(CercleFinance.com) – Wall Street set new records on Friday following inflation figures that were in line with expectations, with the market wanting to believe that this will prompt the Federal Reserve to lower its rates soon.
At the end of the morning, the Dow Jones index gained 0.7% to 39,429.1 points, while the broader S&P 500 gained 0.6% to 5515.9 points, after having established a new historic high at 5523.6 points.
The Nasdaq Composite advanced 0.6% to 17,960.8 points after briefly exceeding the 18,000 point mark and reaching a new absolute record at 18,035 points.
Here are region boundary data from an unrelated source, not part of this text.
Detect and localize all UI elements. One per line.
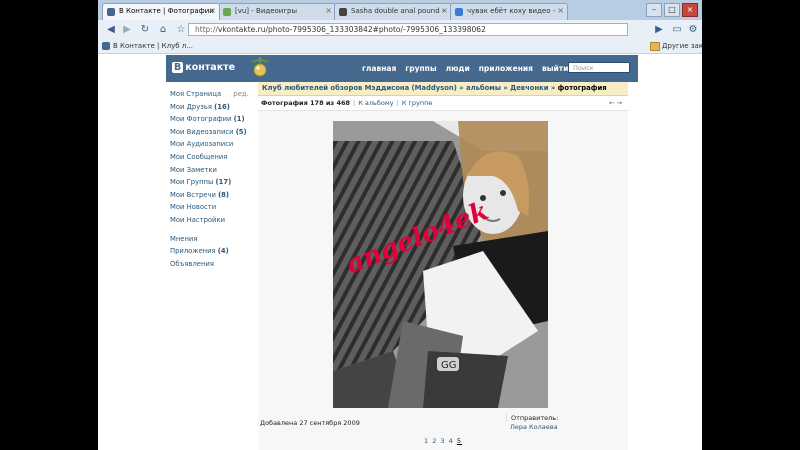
sidebar-item-audio[interactable]: Мои Аудиозаписи bbox=[170, 138, 256, 151]
bookmark-item[interactable]: В Контакте | Клуб л... bbox=[113, 42, 193, 50]
url-text: vkontakte.ru/photo-7995306_133303842#pho… bbox=[217, 25, 486, 34]
close-tab-icon[interactable]: × bbox=[325, 6, 332, 15]
vk-favicon-icon bbox=[102, 42, 110, 50]
url-scheme: http:// bbox=[195, 25, 218, 34]
sidebar-item-videos[interactable]: Мои Видеозаписи (5) bbox=[170, 126, 256, 139]
next-arrow-icon[interactable]: → bbox=[617, 99, 622, 107]
vk-header: Вконтакте главная группы люди приложения… bbox=[166, 55, 638, 82]
minimize-button[interactable]: – bbox=[646, 3, 662, 17]
close-tab-icon[interactable]: × bbox=[557, 6, 564, 15]
bookmark-star-icon[interactable]: ☆ bbox=[174, 23, 188, 37]
sender-label: Отправитель: bbox=[506, 414, 558, 422]
nav-home[interactable]: главная bbox=[362, 64, 396, 73]
web-page: Вконтакте главная группы люди приложения… bbox=[98, 54, 702, 450]
sidebar-item-friends[interactable]: Мои Друзья (16) bbox=[170, 101, 256, 114]
nav-groups[interactable]: группы bbox=[405, 64, 436, 73]
tab-video-1[interactable]: Sasha double anal pound - × bbox=[334, 3, 452, 20]
tab-video-2[interactable]: чувак ебёт коху видео - × bbox=[450, 3, 568, 20]
search-input[interactable]: Поиск bbox=[568, 62, 630, 73]
sidebar-item-news[interactable]: Мои Новости bbox=[170, 201, 256, 214]
folder-icon bbox=[650, 42, 660, 51]
christmas-ornament-icon bbox=[251, 57, 269, 77]
close-window-button[interactable]: × bbox=[682, 3, 698, 17]
forward-icon[interactable]: ▶ bbox=[120, 23, 134, 37]
to-group-link[interactable]: К группе bbox=[402, 99, 433, 107]
breadcrumb-album[interactable]: Девчонки bbox=[510, 84, 548, 92]
top-nav: главная группы люди приложения выйти bbox=[362, 64, 568, 73]
site-favicon-icon bbox=[223, 8, 231, 16]
prev-arrow-icon[interactable]: ← bbox=[609, 99, 614, 107]
photo-illustration: GG angelo4ek bbox=[333, 121, 548, 408]
added-date: Добавлена 27 сентября 2009 bbox=[260, 419, 360, 427]
back-icon[interactable]: ◀ bbox=[104, 23, 118, 37]
breadcrumb-current: фотография bbox=[557, 84, 607, 92]
photo-image[interactable]: GG angelo4ek bbox=[333, 121, 548, 408]
window-controls: – □ × bbox=[646, 3, 698, 17]
vk-favicon-icon bbox=[107, 8, 115, 16]
close-tab-icon[interactable]: × bbox=[441, 6, 448, 15]
left-sidebar: Моя Страница ред. Мои Друзья (16) Мои Фо… bbox=[170, 88, 256, 270]
tab-videogames[interactable]: [vu] - Видеоигры × bbox=[218, 3, 336, 20]
tab-label: [vu] - Видеоигры bbox=[235, 7, 297, 15]
breadcrumb-albums[interactable]: альбомы bbox=[466, 84, 501, 92]
sidebar-item-ads[interactable]: Объявления bbox=[170, 258, 256, 271]
sidebar-item-photos[interactable]: Мои Фотографии (1) bbox=[170, 113, 256, 126]
page-link[interactable]: 2 bbox=[432, 437, 437, 445]
photo-view: Клуб любителей обзоров Мэддисона (Maddys… bbox=[258, 82, 628, 450]
sidebar-item-settings[interactable]: Мои Настройки bbox=[170, 214, 256, 227]
other-bookmarks[interactable]: Другие закл bbox=[662, 42, 702, 50]
tab-vk-photos[interactable]: В Контакте | Фотографии × bbox=[102, 3, 220, 20]
photo-counter: Фотография 178 из 468 bbox=[261, 99, 351, 107]
close-tab-icon[interactable]: × bbox=[209, 6, 216, 15]
sidebar-item-my-page[interactable]: Моя Страница ред. bbox=[170, 88, 256, 101]
sidebar-item-groups[interactable]: Мои Группы (17) bbox=[170, 176, 256, 189]
photo-navigation-bar: Фотография 178 из 468 | К альбому | К группе… bbox=[258, 96, 628, 111]
page-link[interactable]: 1 bbox=[424, 437, 429, 445]
nav-logout[interactable]: выйти bbox=[542, 64, 568, 73]
tools-menu-icon[interactable]: ⚙ bbox=[686, 23, 700, 37]
tab-strip: В Контакте | Фотографии × [vu] - Видеоиг… bbox=[98, 0, 702, 20]
sidebar-item-events[interactable]: Мои Встречи (8) bbox=[170, 189, 256, 202]
browser-toolbar: ◀ ▶ ↻ ⌂ ☆ http://vkontakte.ru/photo-7995… bbox=[98, 20, 702, 41]
home-icon[interactable]: ⌂ bbox=[156, 23, 170, 37]
page-menu-icon[interactable]: ▭ bbox=[670, 23, 684, 37]
tab-label: чувак ебёт коху видео - bbox=[467, 7, 556, 15]
address-bar[interactable]: http://vkontakte.ru/photo-7995306_133303… bbox=[188, 23, 628, 36]
current-page: 5 bbox=[456, 437, 462, 445]
breadcrumb: Клуб любителей обзоров Мэддисона (Maddys… bbox=[258, 82, 628, 96]
to-album-link[interactable]: К альбому bbox=[358, 99, 393, 107]
vk-logo[interactable]: Вконтакте bbox=[172, 62, 235, 73]
go-icon[interactable]: ▶ bbox=[652, 23, 666, 37]
breadcrumb-club[interactable]: Клуб любителей обзоров Мэддисона (Maddys… bbox=[262, 84, 457, 92]
logo-b: В bbox=[172, 62, 184, 73]
edit-link[interactable]: ред. bbox=[233, 90, 248, 98]
browser-window: В Контакте | Фотографии × [vu] - Видеоиг… bbox=[98, 0, 702, 450]
site-favicon-icon bbox=[339, 8, 347, 16]
sidebar-item-notes[interactable]: Мои Заметки bbox=[170, 164, 256, 177]
page-link[interactable]: 4 bbox=[449, 437, 454, 445]
sidebar-item-messages[interactable]: Мои Сообщения bbox=[170, 151, 256, 164]
logo-text: контакте bbox=[185, 62, 236, 73]
pager: 1 2 3 4 5 bbox=[258, 437, 628, 445]
reload-icon[interactable]: ↻ bbox=[138, 23, 152, 37]
sidebar-item-opinions[interactable]: Мнения bbox=[170, 233, 256, 246]
tab-label: В Контакте | Фотографии bbox=[119, 7, 214, 15]
page-link[interactable]: 3 bbox=[440, 437, 445, 445]
photo-arrows: ← → bbox=[609, 96, 622, 110]
bookmarks-bar: В Контакте | Клуб л... Другие закл bbox=[98, 40, 702, 54]
site-favicon-icon bbox=[455, 8, 463, 16]
sidebar-item-apps[interactable]: Приложения (4) bbox=[170, 245, 256, 258]
nav-apps[interactable]: приложения bbox=[479, 64, 533, 73]
tab-label: Sasha double anal pound - bbox=[351, 7, 445, 15]
sender-name[interactable]: Лера Колаева bbox=[510, 423, 558, 431]
nav-people[interactable]: люди bbox=[446, 64, 470, 73]
maximize-button[interactable]: □ bbox=[664, 3, 680, 17]
svg-text:GG: GG bbox=[441, 360, 457, 371]
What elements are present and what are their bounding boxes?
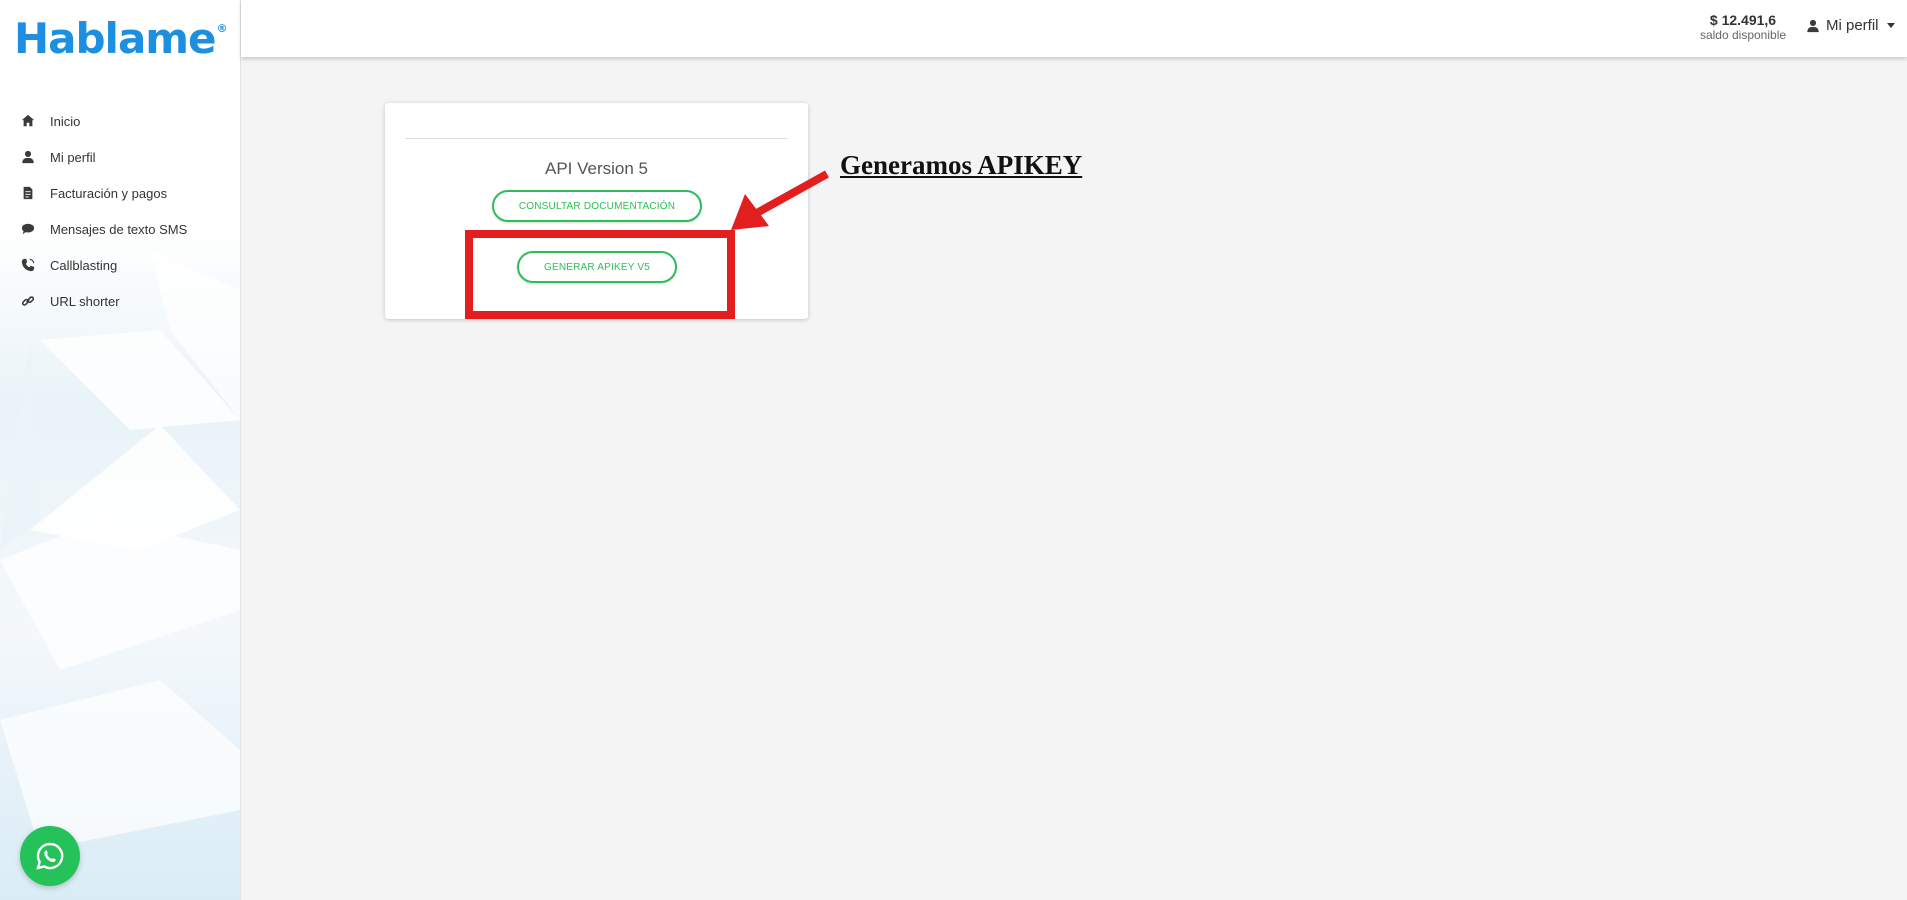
highlight-box: [465, 230, 735, 319]
sidebar-item-mi-perfil[interactable]: Mi perfil: [0, 139, 240, 175]
sidebar-item-label: Inicio: [50, 113, 81, 129]
sidebar-item-label: Mi perfil: [50, 149, 96, 165]
sidebar-item-inicio[interactable]: Inicio: [0, 103, 240, 139]
balance-display: $ 12.491,6 saldo disponible: [1673, 12, 1813, 42]
sidebar-item-label: Facturación y pagos: [50, 185, 168, 201]
annotation-text: Generamos APIKEY: [840, 150, 1083, 180]
balance-amount: $ 12.491,6: [1709, 12, 1777, 28]
sidebar: Hablame® Inicio Mi perfil Facturación y …: [0, 0, 241, 900]
sidebar-item-sms[interactable]: Mensajes de texto SMS: [0, 211, 240, 247]
sidebar-item-label: URL shorter: [50, 293, 120, 309]
chevron-down-icon: [1886, 23, 1895, 28]
link-icon: [20, 293, 36, 309]
chat-icon: [20, 221, 36, 237]
brand-name: Hablame: [14, 14, 217, 63]
balance-label: saldo disponible: [1699, 28, 1787, 42]
whatsapp-icon: [36, 842, 64, 870]
phone-icon: [20, 257, 36, 273]
registered-mark: ®: [216, 22, 228, 35]
arrow-icon: [731, 170, 829, 230]
brand-logo[interactable]: Hablame®: [14, 14, 228, 63]
invoice-icon: [20, 185, 36, 201]
sidebar-item-label: Callblasting: [50, 257, 118, 273]
home-icon: [20, 113, 36, 129]
whatsapp-button[interactable]: [20, 826, 80, 886]
top-bar: $ 12.491,6 saldo disponible Mi perfil: [241, 0, 1907, 57]
sidebar-item-label: Mensajes de texto SMS: [50, 221, 188, 237]
envelope-background: [0, 250, 240, 850]
user-icon: [20, 149, 36, 165]
sidebar-item-url-shorter[interactable]: URL shorter: [0, 283, 240, 319]
profile-label: Mi perfil: [1826, 17, 1879, 34]
docs-button[interactable]: CONSULTAR DOCUMENTACIÓN: [492, 190, 702, 222]
sidebar-item-callblasting[interactable]: Callblasting: [0, 247, 240, 283]
profile-dropdown[interactable]: Mi perfil: [1806, 17, 1895, 34]
card-divider: [405, 138, 788, 139]
sidebar-nav: Inicio Mi perfil Facturación y pagos Men…: [0, 103, 240, 319]
user-icon: [1807, 19, 1819, 32]
sidebar-item-facturacion[interactable]: Facturación y pagos: [0, 175, 240, 211]
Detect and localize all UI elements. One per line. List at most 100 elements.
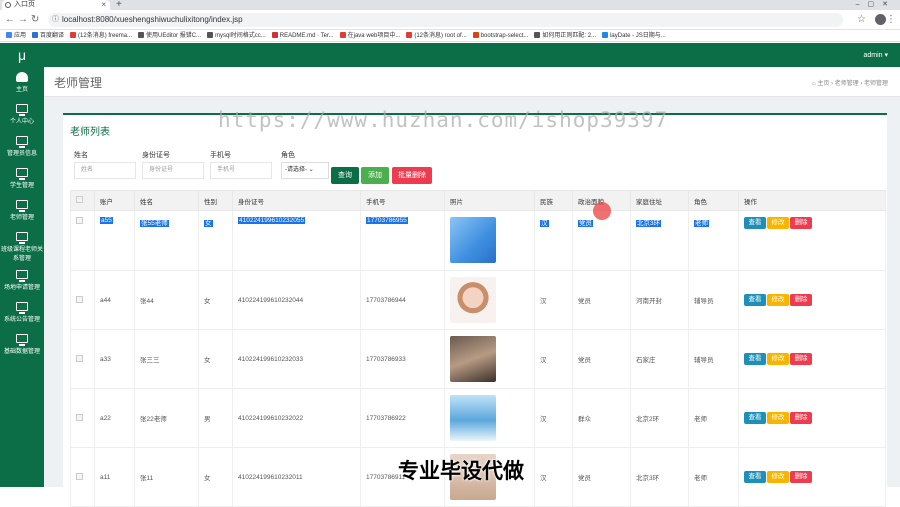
view-button[interactable]: 查看 [744,471,766,483]
edit-button[interactable]: 修改 [767,353,789,365]
delete-button[interactable]: 删除 [790,353,812,365]
address-value: 河南开封 [636,298,662,305]
bookmark-label: 如何用正则匹配: 2... [542,33,597,39]
breadcrumb[interactable]: ⌂ 主页 › 老师管理 › 老师管理 [812,78,888,87]
checkbox-cell[interactable] [70,388,95,448]
view-button[interactable]: 查看 [744,412,766,424]
address-value: 北京3环 [636,475,660,482]
forward-icon[interactable]: → [18,14,28,25]
gender-value: 男 [204,416,211,423]
sidebar-item[interactable]: 场地申请管理 [0,265,44,297]
bookmark-item[interactable]: README.md · Ter... [271,30,334,41]
url-input[interactable]: ⓘ localhost:8080/xueshengshiwuchulixiton… [48,13,843,27]
sidebar-item-label: 学生管理 [9,183,34,189]
actions-cell: 查看 修改 删除 [738,210,886,271]
table-row[interactable]: a44 张44 女 410224199610232044 17703786944 汉 党员 河… [70,270,886,330]
edit-button[interactable]: 修改 [767,217,789,229]
table-row[interactable]: a33 张三三 女 410224199610232033 17703786933 汉 党员 石… [70,329,886,389]
sidebar-item[interactable]: 老师管理 [0,195,44,227]
browser-menu-icon[interactable]: ⋮ [886,14,896,25]
phone-value: 17703786922 [366,414,406,422]
edit-button[interactable]: 修改 [767,471,789,483]
top-navbar: admin ▾ [44,43,900,67]
sidebar-item[interactable]: 系统公告管理 [0,297,44,329]
sidebar-item[interactable]: 个人中心 [0,99,44,131]
idcard-input[interactable]: 身份证号 [142,162,204,179]
role-select[interactable]: -请选择- ⌄ [281,162,329,179]
view-button[interactable]: 查看 [744,217,766,229]
profile-avatar[interactable] [875,14,886,25]
sidebar-item[interactable]: 班级课程老师关系管理 [0,227,44,265]
teacher-photo [450,277,496,323]
info-icon[interactable]: ⓘ [52,13,59,27]
edit-button[interactable]: 修改 [767,294,789,306]
checkbox-cell[interactable] [70,270,95,330]
bookmark-label: layDate - JS日期与... [610,33,666,39]
bookmark-item[interactable]: bootstrap-select... [472,30,528,41]
account-cell: a33 [94,329,135,389]
delete-button[interactable]: 删除 [790,471,812,483]
idcard-value: 410224199610232055 [238,217,306,224]
delete-button[interactable]: 删除 [790,412,812,424]
batch-delete-button[interactable]: 批量删除 [392,167,432,184]
select-all-checkbox[interactable] [76,196,83,203]
gender-cell: 女 [198,329,233,389]
row-checkbox[interactable] [76,217,83,224]
column-header[interactable] [70,190,95,211]
sidebar-item[interactable]: 学生管理 [0,163,44,195]
photo-cell [444,388,535,448]
checkbox-cell[interactable] [70,210,95,271]
admin-menu[interactable]: admin ▾ [863,51,888,59]
bookmark-item[interactable]: 使用UEditor 报错C... [138,30,201,41]
bookmark-label: mysql时间格式cc... [215,33,266,39]
sidebar-item-label: 老师管理 [9,215,34,221]
bookmark-item[interactable]: 如何用正则匹配: 2... [534,30,597,41]
delete-button[interactable]: 删除 [790,217,812,229]
add-button[interactable]: 添加 [361,167,389,184]
nation-cell: 汉 [534,447,573,507]
dashboard-icon [16,72,28,82]
bookmark-item[interactable]: 在java web项目中... [339,30,400,41]
teacher-photo [450,336,496,382]
row-checkbox[interactable] [76,413,83,421]
logo: μ [17,47,27,63]
row-checkbox[interactable] [76,354,83,362]
bookmark-item[interactable]: (12条消息) root of... [406,30,467,41]
sidebar-item[interactable]: 管理员信息 [0,131,44,163]
role-cell: 辅导员 [688,329,739,389]
browser-tab[interactable]: 入口页 × [2,0,110,10]
row-checkbox[interactable] [76,472,83,480]
bookmark-icon [6,32,12,38]
close-tab-icon[interactable]: × [101,0,106,10]
search-button[interactable]: 查询 [331,167,359,184]
bookmark-item[interactable]: mysql时间格式cc... [207,30,266,41]
table-row[interactable]: a22 张22老师 男 410224199610232022 17703786922 汉 群… [70,388,886,448]
reload-icon[interactable]: ↻ [31,14,39,25]
checkbox-cell[interactable] [70,329,95,389]
view-button[interactable]: 查看 [744,353,766,365]
window-controls[interactable]: –▢✕ [856,0,896,8]
address-value: 石家庄 [636,357,656,364]
bookmark-item[interactable]: 百度翻译 [32,30,64,41]
monitor-icon [16,334,28,346]
role-cell: 老师 [688,447,739,507]
name-input[interactable]: 姓名 [74,162,136,179]
back-icon[interactable]: ← [5,14,15,25]
address-cell: 河南开封 [630,270,689,330]
bookmark-item[interactable]: 应用 [6,30,26,41]
bookmark-item[interactable]: (12条消息) freema... [70,30,132,41]
phone-value: 17703786944 [366,296,406,304]
table-row[interactable]: a55 张55老师 女 410224199610232055 17703786955 汉 党… [70,210,886,271]
bookmark-star-icon[interactable]: ☆ [857,14,866,25]
view-button[interactable]: 查看 [744,294,766,306]
row-checkbox[interactable] [76,295,83,303]
edit-button[interactable]: 修改 [767,412,789,424]
new-tab-icon[interactable]: + [116,0,122,10]
bookmark-icon [138,32,145,38]
checkbox-cell[interactable] [70,447,95,507]
bookmark-item[interactable]: layDate - JS日期与... [602,30,666,41]
sidebar-item[interactable]: 基础数据管理 [0,329,44,361]
phone-input[interactable]: 手机号 [210,162,272,179]
delete-button[interactable]: 删除 [790,294,812,306]
sidebar-item[interactable]: 主页 [0,67,44,99]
Over the entire first half, which will close this evening, the Dow is up 4.2%, the S&P not far from 15% and the Nasdaq around 19%.
The American stock markets benefit at the best time – that is to say during the last session of the week, of June and of the half-year – from a boost from the economy thanks to a good ‘PCE’ index.
The Commerce Department reported earlier in the morning that the consumer price index, the Federal Reserve’s preferred measure of inflation, rose just 0.1% in May.
Core PCE inflation, which excludes volatile items such as energy and food, also showed a very limited increase of 0.1%.
This is its lowest monthly variation in three and a half years.
‘This will allow the Fed to focus more on the labor market, and a little less on inflation,’ comments Bastien Drut, head of strategy and economic studies at CPR AM.
These figures reinforced the prospect of a first rate cut by the Fed in September, the probability of which is now assessed at 61% by investors, compared to more than 59% the day before.
On the bond market, the yield on ten-year Treasuries – which has been on a downward slope for two weeks – nevertheless continues its upward movement to return above 4.30%.
The only disappointment of the day, Nike plunged 19% while the world’s leading manufacturer of sporting goods reported disappointing sales over the past quarter and revised its targets upwards.
On the oil front, oil prices are consolidating a little but are nevertheless heading towards a third consecutive week of progression, with a barrel of light Texas crude (WTI) falling less than 0.5% to 81.4 dollars.